You can shred your way down virtual ski runs, throw real punches at simulated Mike Tysons or gun down a gang of video villains. You can even get a decent quesadilla at Dave & Buster's, the arcade-and-restaurant chain whose branch in the Homestead section of Pittsburgh is a few miles east of the Steelers' training facility. But last Friday afternoon, in the midst of such sensory overload, all anyone in the joint wanted to do was lavish affection on the smiling man in the brown hooded Sean John sweatshirt. Though Steelers Pro Bowl quarterback Kordell Stewart has never been comfortable with his celebrity, he gladly spent a half hour charming old ladies, kissing babies and posing for photos with fawning waitresses. It sure beat the alternative, reasoned Stewart, who's more aware than most athletes of fame's harsh side. "You could be doing this," he said, "or you could be back at the crib waiting for Pop Tarts to come out of the toaster, because you don't want to leave the house. I've been that guy, bro, and it's not easy."
As difficult as it was for most Pittsburgh fans—hell, most football fans—to envision barely six months ago, Stewart is the toast of Steel-town. He's the unquestioned leader of the AFC's best team, which closed out its regular season on Sunday with a 28-7 victory over the Cleveland Browns at snowy Heinz Field. Early in the third quarter, as Stewart jogged to the sideline after being pulled from the meaningless game, 59,189 fans gave him a warm ovation that saluted both his trying four-year journey back into their good graces and the promise of the immediate future. In the coming weeks Stewart has a chance to become this year's Trent Dilfer and answer his critics on the grandest of American stages. If Stewart, 29, can lead Pittsburgh (13-3) to its first Super Bowl in six seasons, not to mention its fifth NFL championship, his legend may swell to Bradshawesque proportions.
He has already won over Steelers coach Bill Cowher, who said after Sunday's game, "No one can exemplify this team's unselfish attitude more than Kordell Stewart. I'm sure he'll never forget some of the things he's had to go through, and I wouldn't wish them upon anyone, but he's buried the hatchet and handled himself like the consummate pro. It wasn't easy, but he has won back this city and this team."
It would be convenient to portray Cowher, one of football's best coaches, and Stewart, one of the NFL's most exciting performers, as ideally matched partners. It would also be inaccurate. Consider that 10 months ago Stewart was holed up in his off-season home near Atlanta, refusing to return Cowher's calls. When he finally phoned back, the two men seared the lines, engaging in what each describes as an emotional three-hour conversation.

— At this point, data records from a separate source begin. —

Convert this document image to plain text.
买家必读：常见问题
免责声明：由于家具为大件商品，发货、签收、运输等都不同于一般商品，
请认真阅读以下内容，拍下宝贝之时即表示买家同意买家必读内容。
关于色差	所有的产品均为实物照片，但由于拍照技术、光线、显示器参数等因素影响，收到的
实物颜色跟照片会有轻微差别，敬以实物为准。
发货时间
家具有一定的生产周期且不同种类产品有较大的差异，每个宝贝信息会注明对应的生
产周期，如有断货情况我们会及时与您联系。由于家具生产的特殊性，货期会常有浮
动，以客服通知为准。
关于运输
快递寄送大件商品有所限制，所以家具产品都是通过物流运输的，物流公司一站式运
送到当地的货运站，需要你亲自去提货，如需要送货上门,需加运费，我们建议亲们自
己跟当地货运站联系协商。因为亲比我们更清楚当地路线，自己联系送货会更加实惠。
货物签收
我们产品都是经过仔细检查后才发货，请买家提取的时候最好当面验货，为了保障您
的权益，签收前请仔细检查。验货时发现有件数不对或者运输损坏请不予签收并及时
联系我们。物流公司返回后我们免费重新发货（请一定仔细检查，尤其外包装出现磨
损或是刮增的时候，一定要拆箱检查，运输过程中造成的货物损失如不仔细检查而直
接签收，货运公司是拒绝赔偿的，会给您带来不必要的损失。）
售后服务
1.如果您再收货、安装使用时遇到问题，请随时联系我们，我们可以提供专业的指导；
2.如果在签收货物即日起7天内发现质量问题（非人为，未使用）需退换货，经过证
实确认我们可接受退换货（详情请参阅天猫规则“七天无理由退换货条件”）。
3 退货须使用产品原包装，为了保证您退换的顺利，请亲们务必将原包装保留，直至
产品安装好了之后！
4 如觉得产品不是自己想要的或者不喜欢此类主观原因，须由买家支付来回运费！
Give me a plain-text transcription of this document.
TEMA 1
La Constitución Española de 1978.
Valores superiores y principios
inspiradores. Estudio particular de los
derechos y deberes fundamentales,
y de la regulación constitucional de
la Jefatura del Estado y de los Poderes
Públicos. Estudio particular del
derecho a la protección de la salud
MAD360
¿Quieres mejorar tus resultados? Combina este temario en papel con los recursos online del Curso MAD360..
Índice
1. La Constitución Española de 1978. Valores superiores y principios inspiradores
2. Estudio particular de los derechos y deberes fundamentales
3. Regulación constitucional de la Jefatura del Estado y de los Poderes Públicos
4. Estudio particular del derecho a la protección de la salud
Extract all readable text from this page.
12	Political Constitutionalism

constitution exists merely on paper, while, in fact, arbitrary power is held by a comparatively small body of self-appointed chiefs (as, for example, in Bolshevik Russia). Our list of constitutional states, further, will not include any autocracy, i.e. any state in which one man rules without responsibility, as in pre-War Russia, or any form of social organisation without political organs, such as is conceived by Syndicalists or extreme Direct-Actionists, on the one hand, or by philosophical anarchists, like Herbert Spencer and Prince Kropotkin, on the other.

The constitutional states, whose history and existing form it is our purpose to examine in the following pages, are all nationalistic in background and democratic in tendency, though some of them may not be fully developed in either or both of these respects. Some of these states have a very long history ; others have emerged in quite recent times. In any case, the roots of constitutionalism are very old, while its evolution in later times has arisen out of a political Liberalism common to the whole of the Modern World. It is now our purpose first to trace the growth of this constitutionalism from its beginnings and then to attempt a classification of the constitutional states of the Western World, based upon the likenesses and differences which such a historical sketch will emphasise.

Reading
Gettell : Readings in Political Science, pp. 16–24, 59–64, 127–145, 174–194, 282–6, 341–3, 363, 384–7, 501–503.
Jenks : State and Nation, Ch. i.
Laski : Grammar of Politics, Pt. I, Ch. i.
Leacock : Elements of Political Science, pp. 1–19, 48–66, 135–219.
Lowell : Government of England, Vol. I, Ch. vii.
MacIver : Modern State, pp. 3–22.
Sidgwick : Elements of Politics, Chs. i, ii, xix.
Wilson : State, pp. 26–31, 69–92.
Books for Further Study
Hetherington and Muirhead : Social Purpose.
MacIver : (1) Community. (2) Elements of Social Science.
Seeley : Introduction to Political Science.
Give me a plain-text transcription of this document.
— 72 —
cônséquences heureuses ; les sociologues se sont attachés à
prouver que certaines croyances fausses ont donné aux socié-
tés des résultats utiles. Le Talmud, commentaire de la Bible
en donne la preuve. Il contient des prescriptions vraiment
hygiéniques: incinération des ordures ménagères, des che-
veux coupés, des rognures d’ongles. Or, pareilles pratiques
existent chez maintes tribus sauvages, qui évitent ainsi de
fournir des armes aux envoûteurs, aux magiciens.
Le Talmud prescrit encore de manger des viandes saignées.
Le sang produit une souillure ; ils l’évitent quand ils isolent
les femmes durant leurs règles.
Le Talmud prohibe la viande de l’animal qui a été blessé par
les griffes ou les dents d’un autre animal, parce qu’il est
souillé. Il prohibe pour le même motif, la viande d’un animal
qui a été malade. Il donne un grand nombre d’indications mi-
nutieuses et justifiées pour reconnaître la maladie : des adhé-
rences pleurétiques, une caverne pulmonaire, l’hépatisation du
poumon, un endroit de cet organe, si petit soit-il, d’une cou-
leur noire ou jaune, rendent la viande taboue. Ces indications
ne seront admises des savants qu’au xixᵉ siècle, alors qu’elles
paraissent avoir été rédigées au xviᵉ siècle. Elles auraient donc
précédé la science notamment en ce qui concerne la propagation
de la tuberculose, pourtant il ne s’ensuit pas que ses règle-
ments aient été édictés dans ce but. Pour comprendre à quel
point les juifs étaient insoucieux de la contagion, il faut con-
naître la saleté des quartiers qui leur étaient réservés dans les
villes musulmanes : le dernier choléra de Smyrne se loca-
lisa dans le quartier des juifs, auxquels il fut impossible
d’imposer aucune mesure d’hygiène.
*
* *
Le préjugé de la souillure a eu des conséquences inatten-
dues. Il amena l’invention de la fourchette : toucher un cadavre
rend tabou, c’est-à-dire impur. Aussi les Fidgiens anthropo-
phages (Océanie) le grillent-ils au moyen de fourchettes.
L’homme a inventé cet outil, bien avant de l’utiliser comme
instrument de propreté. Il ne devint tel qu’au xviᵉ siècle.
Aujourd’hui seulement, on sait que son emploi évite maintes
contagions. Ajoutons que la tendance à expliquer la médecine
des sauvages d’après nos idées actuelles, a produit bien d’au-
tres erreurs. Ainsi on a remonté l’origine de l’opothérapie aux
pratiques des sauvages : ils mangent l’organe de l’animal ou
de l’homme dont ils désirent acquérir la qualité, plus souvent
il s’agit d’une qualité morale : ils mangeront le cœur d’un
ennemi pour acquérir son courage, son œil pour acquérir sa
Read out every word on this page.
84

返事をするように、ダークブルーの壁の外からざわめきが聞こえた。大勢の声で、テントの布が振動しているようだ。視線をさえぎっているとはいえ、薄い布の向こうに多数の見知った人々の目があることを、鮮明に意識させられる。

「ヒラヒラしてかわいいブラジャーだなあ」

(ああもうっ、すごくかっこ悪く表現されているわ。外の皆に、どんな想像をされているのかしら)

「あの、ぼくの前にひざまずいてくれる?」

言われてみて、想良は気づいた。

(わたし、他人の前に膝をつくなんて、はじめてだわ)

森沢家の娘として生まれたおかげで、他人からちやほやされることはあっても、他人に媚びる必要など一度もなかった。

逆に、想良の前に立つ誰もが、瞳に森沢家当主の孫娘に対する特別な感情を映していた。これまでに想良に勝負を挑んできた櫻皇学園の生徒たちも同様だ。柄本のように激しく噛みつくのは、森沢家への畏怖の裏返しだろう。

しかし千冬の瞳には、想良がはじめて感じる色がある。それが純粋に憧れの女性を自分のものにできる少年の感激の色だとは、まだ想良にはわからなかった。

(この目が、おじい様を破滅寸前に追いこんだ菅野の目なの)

Stewart did most of the talking. He began by giving Cowher a detailed recounting of all the adversity he had faced since leading the Steelers to the 1997 AFC Championship Game in his first season as a starting quarterback. Stewart's dirty-laundry list included two failed relationships with offensive coordinators; a switch to wide receiver late in 1998; his loss of the starting quarterback's job to Kent Graham in a preseason competition the next year; rumors about his sexual preference; and a stream of abuse from Steelers fans, one of whom doused him with beer following a game.
After he vented his frustrations, Stewart, who had gone 19-19 as a starting quarterback over the previous three seasons, made demands. "If I throw an interception," he recalls telling Cowher, "I'm riot going to the bench. If I throw an incompletion, I'm not going to have you screaming at me. Let the outside forces run their mouths, but inside here, do what's right and let me be the quarterback of this football team. Let me play the way I know how to play, and we'll win games."
The Steelers won the AFC in 1995, the season that Cowher turned Stewart, Pittsburgh's second-round pick from Colorado, into the triple-threat rookie sensation known as Slash. Two years later, when Stewart became a full-time quarterback and nearly took the Steelers to the Super Bowl, he appeared to be the next in line, after John Elway and Steve Young, as an athletic wonder who evolved into a champion passer. Then it all came crashing down. Offensive coordinator Chan Gailey left to become coach of the Dallas Cowboys, and Stewart didn't hit it off with Gailey's replacement, Ray Sherman. After '98 Cowher replaced Sherman with the demanding and volatile Kevin Gilbride, who over the next two years tried to mold Stewart into a disciplined pocket passer. It was the worst pairing since Dan Rather and Connie Chung. "Kordell is a guy you need to talk to, not scream at," says his father, Robert. "I'm 60 years old, and I've never yelled or cussed at my son."
"I was miserable the whole time," Kordell says. He accuses Gilbride of many slights, most of which Gilbride denies.
"Did I push him? Of course," says Gilbride, who has been out of football since being fired by Cowher after last season, "but he's the first quarterback I've ever had who resented it. I'm very proud of the progress he made under my tutelage, and the foundation that was laid has certainly helped him do what he's doing this year."
Stewart has no patience with those who portray him as a man magically transformed by hardship. "I've learned and matured along the way," he says, "but I didn't turn into a good player overnight."